Freezing temperatures expected across California could threaten Central Valley crops
Steam rises off Rick Rzeszewski of Tustin after he poured hot water over his head following a surf outing amid frigid air and cold water temperatures at sunrise in Huntington Beach. “After being in that cold water, it feels wonderful,” said Rzeszewski, a pastor who surfs early in the morning before the crowds arrive.(Allen J. Schaben / Los Angeles Times)
Amid temperatures in the 20’s and 30’s, a snowboarder bundles up while snowboarding at Mountain High resort in Wrightwood.(Allen J. Schaben / Los Angeles Times)
A snowboarder nears the end of the run at Mountain High resort in Wrightwood.(Allen J. Schaben / Los Angeles Times)
Hikers take in a view of snow-capped twin-peaks of Mount Baldy from an overlook near Wrightwood.(Allen J. Schaben / Los Angeles Times)
Skiers and snowboarders traverse down the mountain at Mountain High resort in Wrightwood .(Allen J. Schaben / Los Angeles Times)
People bundle up Tuesday across Southern California as a cold air mass behind a storm generated frigid temperatures.(Irfan Khan / Los Angeles Times)
A pup named Golden wears a sweater to keep the cold at bay while playing at the dog park next to LAPD headquarters in downtown Los Angeles.(Irfan Khan / Los Angeles Times)
Temperatures across Southern California will remain 12 to 18 degrees below normal for the next two days thanks to a heavy infusion of cold Canadian air.(Irfan Khan / Los Angeles Times)
Clouds roll in over the Redondo Beach Pier as cold weather is settling in over the southland this week.(Christina House / Los Angeles Times)
Freezing temperatures are forecast to sweep much of California this week, potentially endangering the state’s almonds and other lucrative Central Valley crops.
Temperatures in most rural areas of the San Joaquin Valley, the heart of the state’s agricultural sector, are expected to fall to the mid-20s Tuesday morning. The below-freezing weather could kill blooms on almond and cherry trees, which appeared earlier than usual because of the unseasonably warm weather this month. California produces 80% of the world’s almonds, according to the Almond Board of California.
“The warmer-than-usual weather brought the blooms out and now the freezing temperatures are putting them in peril,” said Jim Bagnall, a National Weather Service meteorologist in Hanford. “Without the blooms, there are no nuts. It could have a significant effect on the harvests.”

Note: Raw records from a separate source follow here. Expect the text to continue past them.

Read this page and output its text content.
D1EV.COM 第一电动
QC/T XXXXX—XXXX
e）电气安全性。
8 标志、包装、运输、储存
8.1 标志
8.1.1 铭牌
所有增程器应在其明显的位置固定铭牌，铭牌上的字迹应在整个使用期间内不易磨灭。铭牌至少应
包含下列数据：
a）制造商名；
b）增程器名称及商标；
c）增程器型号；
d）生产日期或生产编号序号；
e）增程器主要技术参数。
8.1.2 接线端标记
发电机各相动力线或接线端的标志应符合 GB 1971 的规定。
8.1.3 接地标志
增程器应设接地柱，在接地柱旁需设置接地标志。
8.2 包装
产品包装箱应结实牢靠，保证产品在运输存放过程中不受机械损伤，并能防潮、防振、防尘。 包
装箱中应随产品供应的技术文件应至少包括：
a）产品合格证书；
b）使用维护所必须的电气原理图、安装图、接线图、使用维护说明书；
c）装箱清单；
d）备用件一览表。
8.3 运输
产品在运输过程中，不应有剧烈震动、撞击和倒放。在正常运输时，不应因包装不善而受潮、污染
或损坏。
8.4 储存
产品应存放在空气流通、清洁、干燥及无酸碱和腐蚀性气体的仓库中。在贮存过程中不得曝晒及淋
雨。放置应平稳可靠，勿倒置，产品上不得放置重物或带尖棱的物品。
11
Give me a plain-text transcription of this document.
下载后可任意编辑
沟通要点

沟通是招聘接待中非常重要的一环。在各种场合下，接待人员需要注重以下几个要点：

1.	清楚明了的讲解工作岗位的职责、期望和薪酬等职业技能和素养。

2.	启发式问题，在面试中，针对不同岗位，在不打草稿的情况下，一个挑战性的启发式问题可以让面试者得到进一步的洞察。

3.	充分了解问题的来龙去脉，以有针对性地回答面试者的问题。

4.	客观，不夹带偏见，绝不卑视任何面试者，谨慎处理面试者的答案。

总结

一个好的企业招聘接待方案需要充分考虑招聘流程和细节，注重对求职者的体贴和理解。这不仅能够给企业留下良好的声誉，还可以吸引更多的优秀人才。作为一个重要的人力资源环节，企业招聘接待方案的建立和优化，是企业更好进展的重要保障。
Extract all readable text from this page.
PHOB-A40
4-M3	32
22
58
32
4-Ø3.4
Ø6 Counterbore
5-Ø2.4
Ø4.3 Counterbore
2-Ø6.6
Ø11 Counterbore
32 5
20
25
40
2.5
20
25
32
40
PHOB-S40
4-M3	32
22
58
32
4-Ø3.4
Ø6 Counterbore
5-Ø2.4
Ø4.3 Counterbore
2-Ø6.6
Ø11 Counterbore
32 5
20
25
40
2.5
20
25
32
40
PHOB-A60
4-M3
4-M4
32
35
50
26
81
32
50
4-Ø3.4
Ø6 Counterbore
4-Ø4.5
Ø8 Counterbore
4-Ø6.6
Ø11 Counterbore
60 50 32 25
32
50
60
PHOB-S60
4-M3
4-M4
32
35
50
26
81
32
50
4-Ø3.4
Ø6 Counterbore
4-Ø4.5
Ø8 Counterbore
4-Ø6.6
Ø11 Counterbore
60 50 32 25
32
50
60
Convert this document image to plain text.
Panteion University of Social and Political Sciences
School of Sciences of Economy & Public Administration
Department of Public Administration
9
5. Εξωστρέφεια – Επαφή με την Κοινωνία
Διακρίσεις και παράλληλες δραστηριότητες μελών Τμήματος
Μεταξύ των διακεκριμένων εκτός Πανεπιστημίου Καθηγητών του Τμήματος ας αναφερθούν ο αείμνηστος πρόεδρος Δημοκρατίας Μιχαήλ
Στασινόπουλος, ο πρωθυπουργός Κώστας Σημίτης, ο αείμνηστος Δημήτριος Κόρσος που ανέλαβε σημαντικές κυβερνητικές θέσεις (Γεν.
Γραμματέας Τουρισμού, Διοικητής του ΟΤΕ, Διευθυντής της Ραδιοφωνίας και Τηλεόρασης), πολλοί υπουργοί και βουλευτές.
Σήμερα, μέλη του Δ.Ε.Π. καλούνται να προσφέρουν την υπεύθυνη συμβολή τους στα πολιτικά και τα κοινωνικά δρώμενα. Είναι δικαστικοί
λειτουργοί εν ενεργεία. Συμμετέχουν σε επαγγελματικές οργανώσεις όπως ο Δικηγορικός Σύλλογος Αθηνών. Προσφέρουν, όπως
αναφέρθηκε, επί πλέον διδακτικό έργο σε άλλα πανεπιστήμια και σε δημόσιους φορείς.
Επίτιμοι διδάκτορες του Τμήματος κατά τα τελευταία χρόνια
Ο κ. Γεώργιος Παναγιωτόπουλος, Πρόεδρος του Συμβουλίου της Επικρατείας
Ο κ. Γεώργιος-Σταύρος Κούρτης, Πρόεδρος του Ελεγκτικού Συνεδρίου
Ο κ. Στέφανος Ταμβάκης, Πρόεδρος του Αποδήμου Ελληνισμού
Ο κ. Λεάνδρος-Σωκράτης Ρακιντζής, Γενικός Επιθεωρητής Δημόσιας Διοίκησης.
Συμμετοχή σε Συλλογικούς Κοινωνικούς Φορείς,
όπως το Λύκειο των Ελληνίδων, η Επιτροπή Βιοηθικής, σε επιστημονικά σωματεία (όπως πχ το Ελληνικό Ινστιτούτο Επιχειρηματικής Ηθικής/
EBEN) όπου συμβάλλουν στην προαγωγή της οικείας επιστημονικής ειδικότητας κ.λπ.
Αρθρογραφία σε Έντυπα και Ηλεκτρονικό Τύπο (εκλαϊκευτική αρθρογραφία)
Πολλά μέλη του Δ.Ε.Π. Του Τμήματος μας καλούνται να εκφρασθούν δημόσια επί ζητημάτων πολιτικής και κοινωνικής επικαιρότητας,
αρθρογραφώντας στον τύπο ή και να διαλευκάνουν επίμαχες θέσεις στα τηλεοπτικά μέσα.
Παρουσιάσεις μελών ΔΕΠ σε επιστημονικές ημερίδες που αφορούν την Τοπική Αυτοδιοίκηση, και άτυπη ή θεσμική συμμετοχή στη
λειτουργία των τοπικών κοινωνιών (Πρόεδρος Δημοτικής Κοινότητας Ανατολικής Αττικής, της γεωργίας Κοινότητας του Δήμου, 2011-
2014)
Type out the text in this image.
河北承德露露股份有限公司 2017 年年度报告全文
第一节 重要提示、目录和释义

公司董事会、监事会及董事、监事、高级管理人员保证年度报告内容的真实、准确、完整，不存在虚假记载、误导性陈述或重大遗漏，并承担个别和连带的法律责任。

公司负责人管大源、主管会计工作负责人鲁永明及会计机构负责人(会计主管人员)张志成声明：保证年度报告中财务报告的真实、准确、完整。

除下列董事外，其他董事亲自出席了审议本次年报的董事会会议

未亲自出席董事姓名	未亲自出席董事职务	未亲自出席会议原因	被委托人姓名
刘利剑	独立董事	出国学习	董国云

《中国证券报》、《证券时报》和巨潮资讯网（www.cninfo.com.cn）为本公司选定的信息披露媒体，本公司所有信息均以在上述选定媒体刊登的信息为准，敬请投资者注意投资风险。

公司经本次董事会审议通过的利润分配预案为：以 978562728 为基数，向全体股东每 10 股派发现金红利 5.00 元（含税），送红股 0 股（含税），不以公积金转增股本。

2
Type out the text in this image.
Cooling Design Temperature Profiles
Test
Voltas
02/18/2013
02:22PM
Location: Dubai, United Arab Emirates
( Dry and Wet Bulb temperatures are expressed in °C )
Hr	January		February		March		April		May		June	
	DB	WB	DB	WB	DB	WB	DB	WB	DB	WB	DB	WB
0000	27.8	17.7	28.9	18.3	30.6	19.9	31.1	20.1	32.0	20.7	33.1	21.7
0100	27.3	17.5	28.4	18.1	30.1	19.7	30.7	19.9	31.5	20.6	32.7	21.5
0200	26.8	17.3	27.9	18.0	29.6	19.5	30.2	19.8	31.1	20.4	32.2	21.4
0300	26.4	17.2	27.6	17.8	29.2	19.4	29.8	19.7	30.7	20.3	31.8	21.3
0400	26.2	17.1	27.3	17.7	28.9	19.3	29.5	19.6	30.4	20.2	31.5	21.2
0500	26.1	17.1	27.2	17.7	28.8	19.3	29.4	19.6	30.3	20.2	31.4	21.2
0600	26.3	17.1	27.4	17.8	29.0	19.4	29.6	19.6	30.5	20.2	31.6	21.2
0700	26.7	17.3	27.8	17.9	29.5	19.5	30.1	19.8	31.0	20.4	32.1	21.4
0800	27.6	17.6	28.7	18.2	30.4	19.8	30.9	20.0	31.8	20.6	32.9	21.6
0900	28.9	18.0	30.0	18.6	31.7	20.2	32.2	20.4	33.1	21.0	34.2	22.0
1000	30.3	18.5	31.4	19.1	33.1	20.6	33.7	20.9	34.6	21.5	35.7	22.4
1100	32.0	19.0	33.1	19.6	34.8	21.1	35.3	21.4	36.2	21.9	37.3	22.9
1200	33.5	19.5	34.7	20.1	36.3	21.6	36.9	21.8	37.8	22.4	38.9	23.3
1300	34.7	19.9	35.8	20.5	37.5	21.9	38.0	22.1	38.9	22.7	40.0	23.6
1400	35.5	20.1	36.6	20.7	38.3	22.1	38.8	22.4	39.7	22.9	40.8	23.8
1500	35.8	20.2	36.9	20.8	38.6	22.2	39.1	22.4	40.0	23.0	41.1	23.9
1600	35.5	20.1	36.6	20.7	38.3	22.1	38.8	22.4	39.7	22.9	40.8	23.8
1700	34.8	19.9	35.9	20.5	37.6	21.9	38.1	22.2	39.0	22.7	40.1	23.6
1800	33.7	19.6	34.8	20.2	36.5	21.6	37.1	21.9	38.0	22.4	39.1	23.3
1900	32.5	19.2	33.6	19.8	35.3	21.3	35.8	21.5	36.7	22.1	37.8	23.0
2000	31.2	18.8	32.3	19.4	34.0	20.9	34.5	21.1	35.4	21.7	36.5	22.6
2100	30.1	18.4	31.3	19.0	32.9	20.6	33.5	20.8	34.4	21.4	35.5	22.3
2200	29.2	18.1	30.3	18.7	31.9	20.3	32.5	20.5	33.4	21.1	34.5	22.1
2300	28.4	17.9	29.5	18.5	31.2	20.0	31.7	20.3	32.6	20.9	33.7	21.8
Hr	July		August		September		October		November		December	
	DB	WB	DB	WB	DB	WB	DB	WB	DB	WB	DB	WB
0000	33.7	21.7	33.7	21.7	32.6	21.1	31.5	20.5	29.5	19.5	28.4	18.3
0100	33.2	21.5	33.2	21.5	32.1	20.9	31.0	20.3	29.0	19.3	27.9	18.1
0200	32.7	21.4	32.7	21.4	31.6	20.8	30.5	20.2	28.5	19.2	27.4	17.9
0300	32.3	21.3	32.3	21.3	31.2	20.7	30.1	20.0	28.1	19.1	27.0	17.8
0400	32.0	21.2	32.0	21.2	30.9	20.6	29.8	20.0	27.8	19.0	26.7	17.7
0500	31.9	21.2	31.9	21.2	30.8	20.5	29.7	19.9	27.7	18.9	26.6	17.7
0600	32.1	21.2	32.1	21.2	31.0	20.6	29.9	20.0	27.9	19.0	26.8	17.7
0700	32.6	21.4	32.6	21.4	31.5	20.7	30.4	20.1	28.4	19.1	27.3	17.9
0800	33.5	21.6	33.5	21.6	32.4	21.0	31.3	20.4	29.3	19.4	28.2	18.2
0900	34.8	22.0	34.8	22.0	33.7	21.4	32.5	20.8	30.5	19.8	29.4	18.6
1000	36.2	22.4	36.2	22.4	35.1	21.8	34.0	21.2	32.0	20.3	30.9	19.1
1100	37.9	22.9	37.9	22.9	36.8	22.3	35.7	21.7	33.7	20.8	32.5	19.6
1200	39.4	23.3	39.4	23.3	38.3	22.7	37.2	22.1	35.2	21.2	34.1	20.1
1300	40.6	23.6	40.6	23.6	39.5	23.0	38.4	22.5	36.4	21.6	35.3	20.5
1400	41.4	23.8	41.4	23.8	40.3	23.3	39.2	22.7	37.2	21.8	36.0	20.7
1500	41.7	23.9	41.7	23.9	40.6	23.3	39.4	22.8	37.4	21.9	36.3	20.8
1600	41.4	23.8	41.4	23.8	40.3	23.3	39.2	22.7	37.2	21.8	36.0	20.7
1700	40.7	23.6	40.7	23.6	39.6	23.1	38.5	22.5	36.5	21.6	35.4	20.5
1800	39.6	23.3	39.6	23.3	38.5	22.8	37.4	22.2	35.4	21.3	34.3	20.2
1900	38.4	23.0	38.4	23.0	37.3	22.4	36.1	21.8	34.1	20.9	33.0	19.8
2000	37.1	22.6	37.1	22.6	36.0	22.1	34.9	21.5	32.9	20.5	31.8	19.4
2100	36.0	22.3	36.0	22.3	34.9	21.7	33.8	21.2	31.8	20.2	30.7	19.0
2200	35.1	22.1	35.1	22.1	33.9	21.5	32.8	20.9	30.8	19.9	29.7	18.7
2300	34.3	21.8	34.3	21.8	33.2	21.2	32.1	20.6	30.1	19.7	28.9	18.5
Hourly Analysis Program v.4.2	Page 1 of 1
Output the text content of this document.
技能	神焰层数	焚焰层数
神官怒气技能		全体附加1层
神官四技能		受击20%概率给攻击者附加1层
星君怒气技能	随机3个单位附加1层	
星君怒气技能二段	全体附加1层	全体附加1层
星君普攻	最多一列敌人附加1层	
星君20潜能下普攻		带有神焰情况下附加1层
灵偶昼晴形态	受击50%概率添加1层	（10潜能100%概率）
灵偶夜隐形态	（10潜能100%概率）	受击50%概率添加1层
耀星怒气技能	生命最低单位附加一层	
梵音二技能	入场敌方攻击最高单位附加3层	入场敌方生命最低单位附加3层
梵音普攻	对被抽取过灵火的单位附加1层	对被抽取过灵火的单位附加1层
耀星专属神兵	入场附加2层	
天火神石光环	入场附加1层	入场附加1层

Forecasters said the breakdown of a high pressure system, which brought weeks of warm weather, opened the way for a cold storm system from Canada to barrel through California. The cold and dry air mass will combine with clear skies to cause temperatures to plunge overnight Monday and Tuesday.
In Southern California, overnight temperatures Tuesday are expected to drop to 32 degrees in Woodland Hills but downtown Los Angeles should be warmer, with a low of 40 degrees. Daytime temperatures are expected to reach the low 60s.
Meteorologists warned motorists to take care driving through the Grapevine, which was hit with winds gusting up to 50 miles per hour and a light dusting of snow early Monday. Freeze warnings are in effect for the Central Coast and the Ventura, Santa Ynez and Cuyama valleys.
“The way it’s been going, spring came first and then winter,” said Bonnie Bartling, a weather specialist with the National Weather Service in Oxnard. “You have to trade your shorts and tank tops for jackets.”
Freezing temperatures also are expected in most of the San Francisco Bay Area. Snow flurries hit the Santa Cruz Mountains early Monday and piled up to 4 inches in some areas of the Big Sur backcountry. Temperatures Tuesday morning are expected to fall to 28 degrees in some parts of wine country and dip to 38 degrees in San Francisco, which would tie a record low for the day set in 1897.
Steve Anderson, a National Weather Service meteorologist, said record low temperatures could sweep other Bay Area cities Tuesday morning.
Bagnall warned people in areas of freezing weather to bring their pets indoors, cover their outdoor plants and wrap exposed pipes with towels to prevent them from bursting. He said growers might deploy helicopters to stir up air around their trees, mixing warmer air at higher altitudes with colder air near the ground.
Warmer weather is expected to arrive by Friday, with overnight lows in the mid-to-high 40s and highs in the low 60s. Little rain is forecast.